Commenta Fabio Del Bravo: «Se i prezzi nazionali in allevamento hanno mostrato una buona ripresa nella seconda metà dell’anno, consentendo agli allevatori di recuperare parte delle maggiori spese sostenute per l’acquisto di materie prime, di contro i costi per i ristalli elevati e l’incertezza sulle misure di sostegno che la nuova PAC introdurrà, hanno spinto gli ingrassatori ad agire con cautela, limitando le operazioni di ristallo, malgrado le aspettative positive sul mercato dei prossimi mesi». Nello scenario che si va così delineando «permane l’ipotesi di un mercato in cui l’offerta di carne bovina sarà nettamente differenziata su due diverse linee, – prosegue il responsabile della Direzione Servizi Rurali di Ismea -, in grado di rispondere alle richieste divergenti dei consumatori.
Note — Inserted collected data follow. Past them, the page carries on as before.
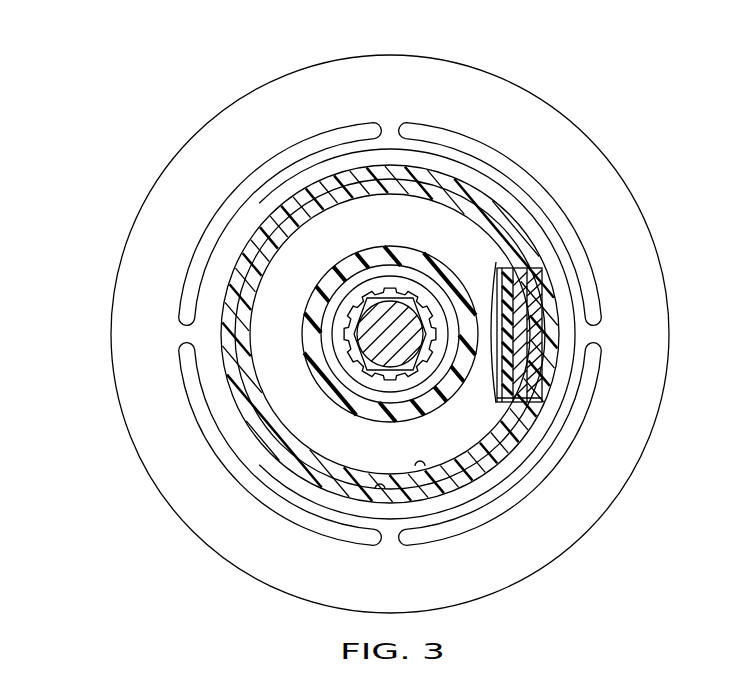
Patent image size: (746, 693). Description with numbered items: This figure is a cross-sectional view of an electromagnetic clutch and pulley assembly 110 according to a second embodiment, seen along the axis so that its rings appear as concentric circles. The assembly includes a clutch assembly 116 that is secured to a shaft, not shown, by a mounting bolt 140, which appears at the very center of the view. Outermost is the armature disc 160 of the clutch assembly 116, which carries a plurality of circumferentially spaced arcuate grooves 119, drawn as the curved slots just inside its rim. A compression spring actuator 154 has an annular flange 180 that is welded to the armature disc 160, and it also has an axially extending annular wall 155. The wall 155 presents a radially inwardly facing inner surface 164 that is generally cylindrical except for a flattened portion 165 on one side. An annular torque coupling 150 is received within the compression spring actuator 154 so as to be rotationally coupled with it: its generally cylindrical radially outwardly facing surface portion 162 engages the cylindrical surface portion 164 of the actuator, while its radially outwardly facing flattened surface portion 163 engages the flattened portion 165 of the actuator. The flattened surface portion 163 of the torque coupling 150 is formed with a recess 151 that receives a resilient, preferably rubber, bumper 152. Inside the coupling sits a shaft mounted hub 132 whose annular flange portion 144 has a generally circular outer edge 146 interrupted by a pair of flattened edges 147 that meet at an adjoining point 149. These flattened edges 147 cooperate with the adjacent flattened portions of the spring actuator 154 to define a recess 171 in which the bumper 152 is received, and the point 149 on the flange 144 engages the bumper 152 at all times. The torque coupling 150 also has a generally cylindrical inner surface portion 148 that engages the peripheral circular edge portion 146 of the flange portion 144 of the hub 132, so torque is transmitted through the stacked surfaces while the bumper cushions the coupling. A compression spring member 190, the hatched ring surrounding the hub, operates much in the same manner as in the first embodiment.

The electromagnetic clutch and pulley assembly 110 is at (85, 70).
The clutch assembly 116 is at (176, 137).
The arcuate grooves 119 is at (577, 248).
The shaft mounted hub 132 is at (253, 319).
The mounting bolt 140 is at (373, 318).
The annular flange portion 144 is at (297, 412).
The circular outer edge 146 is at (262, 497).
The flattened edges 147 is at (534, 268).
The cylindrical inner surface portion 148 is at (479, 471).
The adjoining point 149 is at (541, 323).
The annular torque coupling 150 is at (522, 440).
The recess 151 is at (548, 349).
The bumper 152 is at (490, 382).
The compression spring actuator 154 is at (428, 173).
The annular wall 155 is at (480, 198).
The armature disc 160 is at (640, 250).
The cylindrical surface portion 162 is at (327, 490).
The flattened surface portion 163 is at (534, 285).
The inner surface 164 is at (382, 494).
The flattened portion 165 is at (544, 397).
The recess 171 is at (492, 266).
The annular flange 180 is at (385, 150).
The compression spring member 190 is at (343, 270).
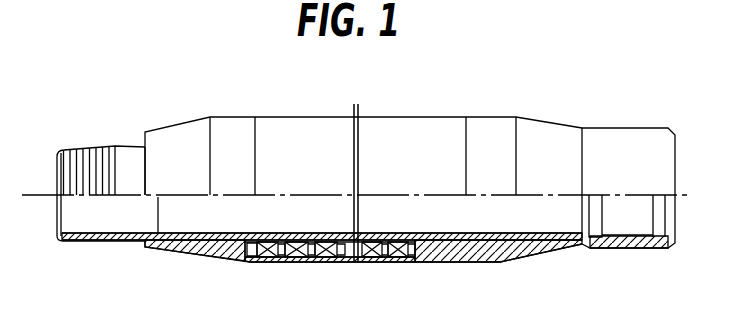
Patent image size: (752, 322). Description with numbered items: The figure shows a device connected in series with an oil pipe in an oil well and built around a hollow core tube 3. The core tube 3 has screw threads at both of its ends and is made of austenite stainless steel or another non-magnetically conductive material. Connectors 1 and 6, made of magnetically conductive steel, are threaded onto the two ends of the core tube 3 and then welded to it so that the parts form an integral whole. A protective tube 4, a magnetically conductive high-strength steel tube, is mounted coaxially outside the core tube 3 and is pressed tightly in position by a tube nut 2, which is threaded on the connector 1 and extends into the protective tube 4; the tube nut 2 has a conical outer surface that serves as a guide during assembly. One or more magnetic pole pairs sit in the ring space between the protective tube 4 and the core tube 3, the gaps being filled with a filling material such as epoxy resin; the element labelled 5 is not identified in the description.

The connector 1 is at (105, 237).
The tube nut 2 is at (203, 262).
The core tube 3 is at (265, 261).
The protective tube 4 is at (357, 262).
The sealing layer 5 is at (417, 262).
The connector 6 is at (520, 258).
Da una parte la ricerca della convenienza di prezzo, dall’altra maggiore attenzione ai prodotti di qualità, al salutismo e alla territorialità. In quest’ottica è importante che la filiera italiana delle carni bovine riesca ad intercettare e soddisfare soprattutto questa seconda tipologia di consumatore, diventando così una filiera più “identitaria”».